Limitations & Future Work¶
- Current validation is conducted at 256×256 resolution; efficiency and performance at higher resolutions remain to be tested.
- Curriculum training hyperparameter tuning may require adjustment for different modality pairs.
- Robustness to extreme occlusion or fully non-overlapping regions is not discussed.
Related Work & Insights¶
- vs. ADRNet (serial hybrid): ADRNet estimates transformations in stages, causing downstream stages to inherit upstream errors; HRNet jointly estimates within a unified feature space.
- vs. Shi et al. (feature disentanglement): Existing methods only constrain the shared component; HRNet explicitly suppresses private leakage via ILDA gating and structured regularization.
- Insight: Cross-scale feature interaction via adjacent-scale gating is a generalizable idea worth exploring in other multi-scale tasks.
Rating¶
- Novelty: ⭐⭐⭐⭐ The unified hybrid registration framework, CDAP disentanglement design, and integration of Mamba are all meaningful contributions.

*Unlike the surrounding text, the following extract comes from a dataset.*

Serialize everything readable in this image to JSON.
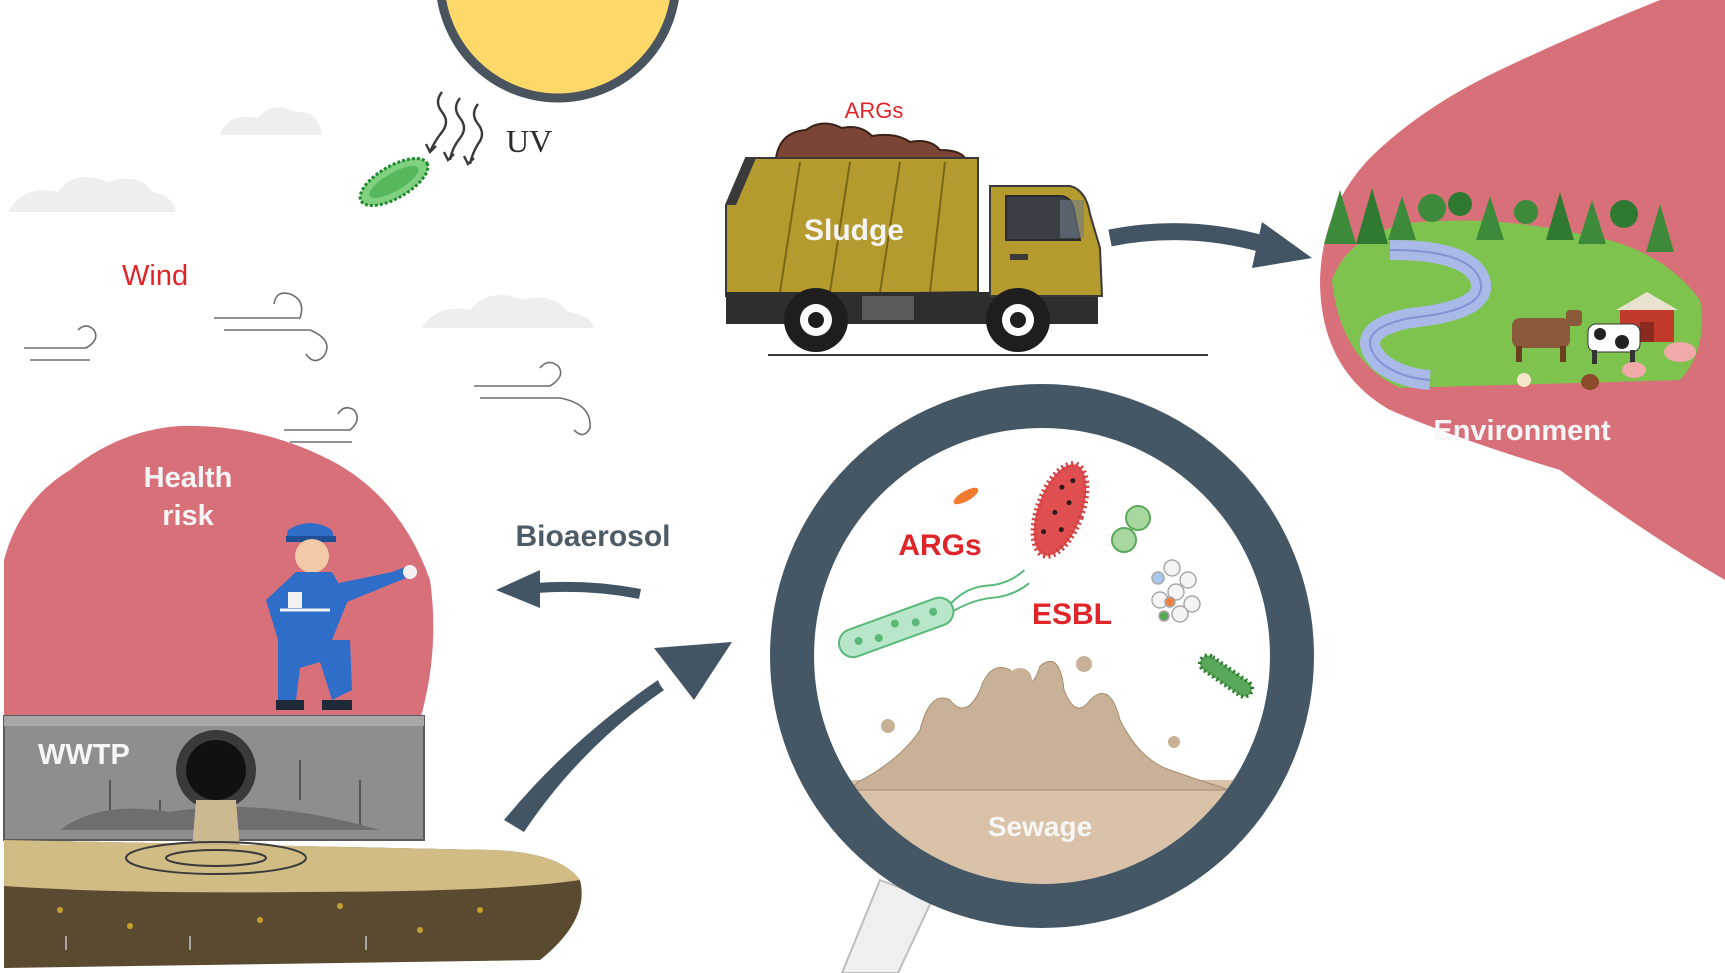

- Experimental Thoroughness: ⭐⭐⭐⭐⭐ Four multimodal datasets, both rigid and non-rigid settings, with detailed ablation and curriculum training analysis.
- Writing Quality: ⭐⭐⭐⭐ Clear structure and complete derivations, though notation density is high.
- Value: ⭐⭐⭐⭐ Provides a general template for multimodal registration, though the application scope is relatively specialized.